Figure 7 shows some simulations performed with the framework and the developed interface. In particular, the figure shows four screenshots of the CTDF and TEF viewers provided by the plot node.

In Fig. 7(a) and (b) are shown, respectively, the CTDF and the TEF during an effective coverage task. Looking at the TEF, the operator visualize the regions of the environment not yet explored by the agents. The CTDF, instead, shows how the resources, i.e. the agents, are deployed in the field.

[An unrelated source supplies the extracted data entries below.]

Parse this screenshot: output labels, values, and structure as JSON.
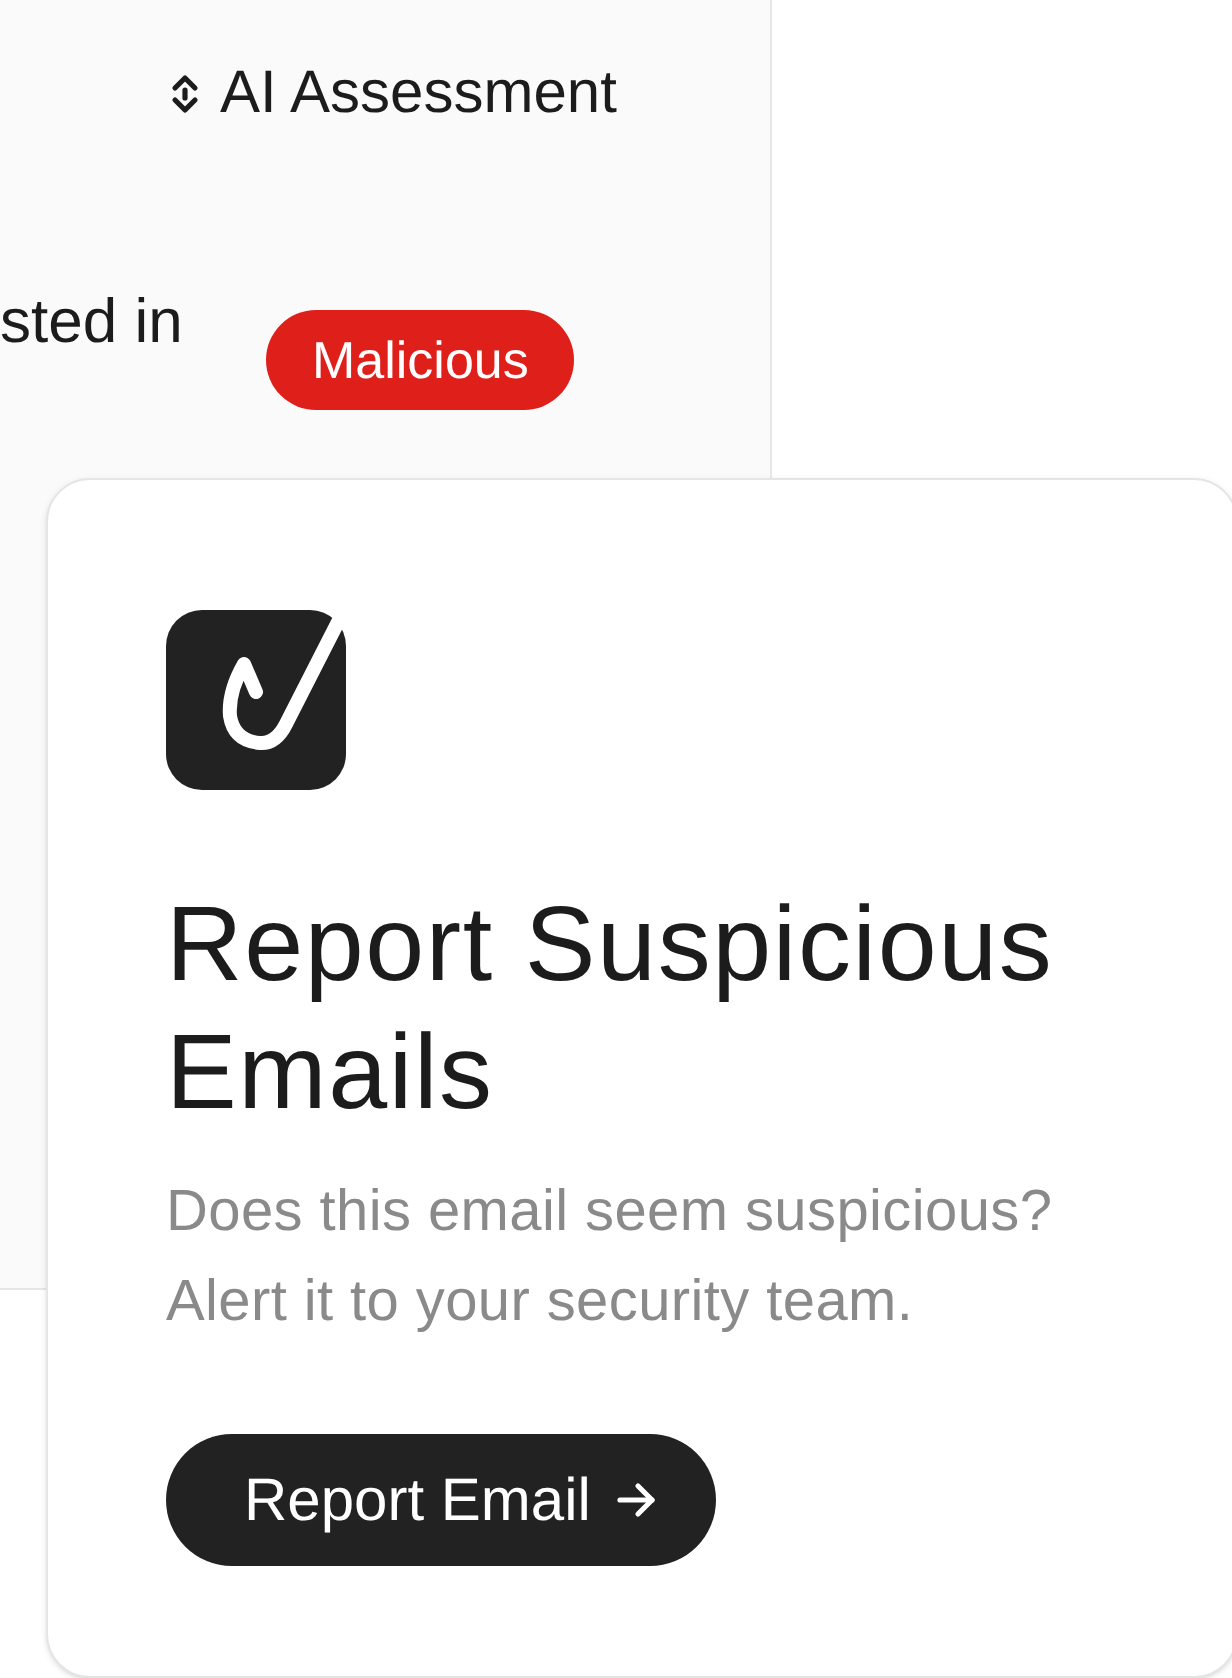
{
  "table": {
    "columns": [
      {
        "label": "AI Assessment",
        "sortable": true
      }
    ],
    "rows": [
      {
        "cells": [
          "sted in"
        ],
        "assessment": {
          "label": "Malicious",
          "color": "#df1f1a"
        }
      }
    ]
  },
  "card": {
    "title": "Report Suspicious Emails",
    "description": "Does this email seem suspicious? Alert it to your security team.",
    "button": {
      "label": "Report Email"
    }
  }
}
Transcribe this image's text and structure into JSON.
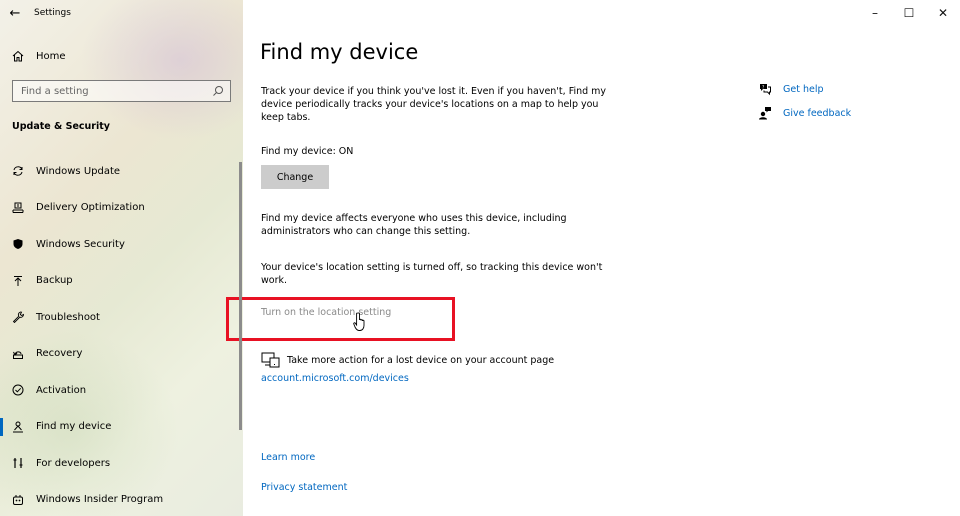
{
  "window": {
    "title": "Settings",
    "controls": {
      "minimize": "–",
      "maximize": "☐",
      "close": "✕"
    }
  },
  "sidebar": {
    "home_label": "Home",
    "search_placeholder": "Find a setting",
    "section_title": "Update & Security",
    "items": [
      {
        "label": "Windows Update",
        "icon": "sync-icon"
      },
      {
        "label": "Delivery Optimization",
        "icon": "delivery-icon"
      },
      {
        "label": "Windows Security",
        "icon": "shield-icon"
      },
      {
        "label": "Backup",
        "icon": "backup-arrow-icon"
      },
      {
        "label": "Troubleshoot",
        "icon": "wrench-icon"
      },
      {
        "label": "Recovery",
        "icon": "recovery-icon"
      },
      {
        "label": "Activation",
        "icon": "check-circle-icon"
      },
      {
        "label": "Find my device",
        "icon": "person-locate-icon",
        "active": true
      },
      {
        "label": "For developers",
        "icon": "developer-icon"
      },
      {
        "label": "Windows Insider Program",
        "icon": "insider-icon"
      }
    ]
  },
  "main": {
    "title": "Find my device",
    "description": "Track your device if you think you've lost it. Even if you haven't, Find my device periodically tracks your device's locations on a map to help you keep tabs.",
    "status": "Find my device: ON",
    "change_button": "Change",
    "affects_text": "Find my device affects everyone who uses this device, including administrators who can change this setting.",
    "location_off_text": "Your device's location setting is turned off, so tracking this device won't work.",
    "turn_on_link": "Turn on the location setting",
    "more_action_text": "Take more action for a lost device on your account page",
    "account_link": "account.microsoft.com/devices",
    "learn_more": "Learn more",
    "privacy_statement": "Privacy statement"
  },
  "help": {
    "get_help": "Get help",
    "give_feedback": "Give feedback"
  },
  "colors": {
    "accent": "#0067c0",
    "highlight_box": "#e81123",
    "disabled_text": "#8a8a8a"
  }
}
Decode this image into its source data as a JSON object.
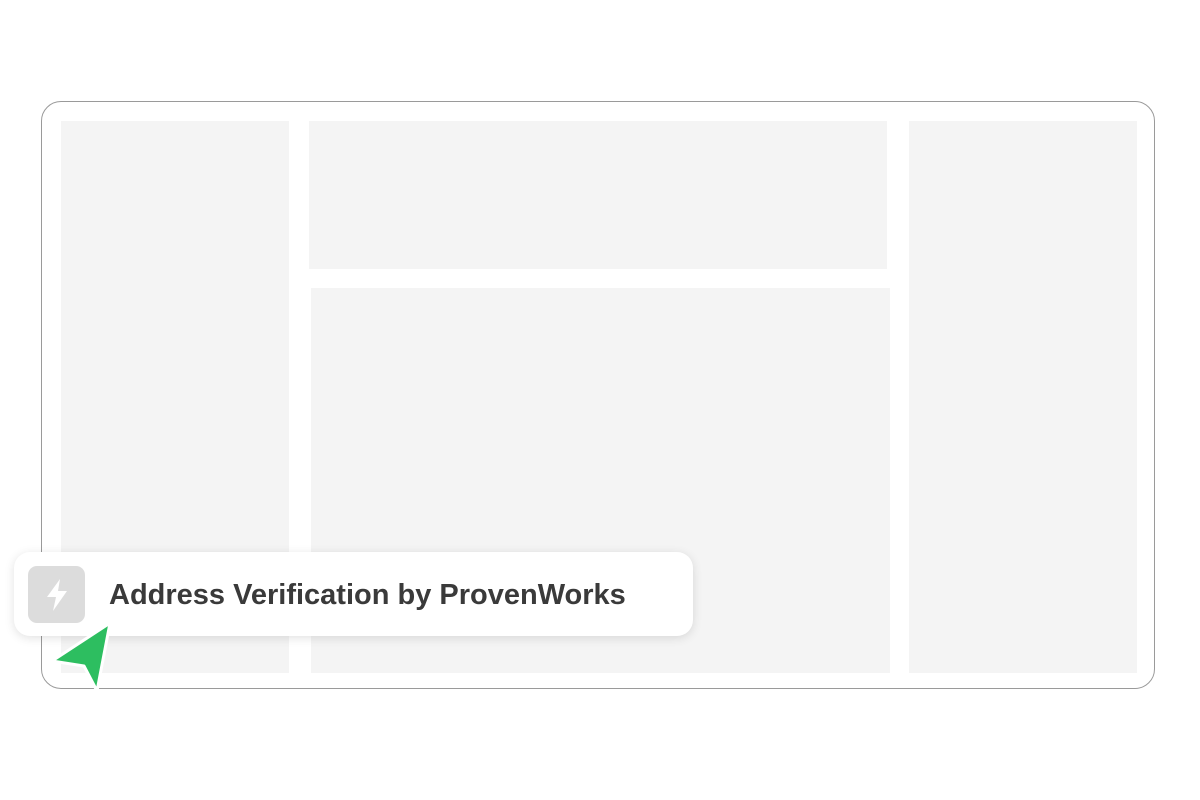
{
  "app": {
    "callout": {
      "label": "Address Verification by ProvenWorks",
      "icon": "lightning-bolt-icon"
    },
    "cursor": {
      "icon": "pointer-arrow-icon",
      "color": "#2dbe60"
    },
    "colors": {
      "panel": "#f4f4f4",
      "frame_border": "#9a9a9a",
      "icon_tile": "#dcdcdc"
    }
  }
}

Figure 7(c) and (d) show the same information, this time during the direct steering of the agents. The former shows how the agents gather around the TDF controlled by the joystick. The latter figure, instead, give to the operator an idea about the joystick TDF and its dimensions, helping him during the steering of the agents.

5 Conclusions and Future Works

In this paper we discussed how human-machine teaming can be achieved within the descriptor function framework. Using the same formalism adopted for the autonomous agents, we can model the human activities in the field by means of descriptor functions. The autonomous agents can perceive the human presence and coordinate their actions accordingly. We also showed how the framework lends itself well for the development of human-machine interfaces that enable the control and monitoring of large teams of autonomous agents. Furthermore, by means of the tool provided by the framework it is possible by a single operator to take the direct control of the autonomous agents and steer a team of agents in structured as well unstructured environments.

Current and future activities are directed to two main areas. The first is the improvement of distributed control and a better analytical formulation of the relationship between the human operator and the autonomous agents. The second is additional validation using ground as well as aerial vehicles.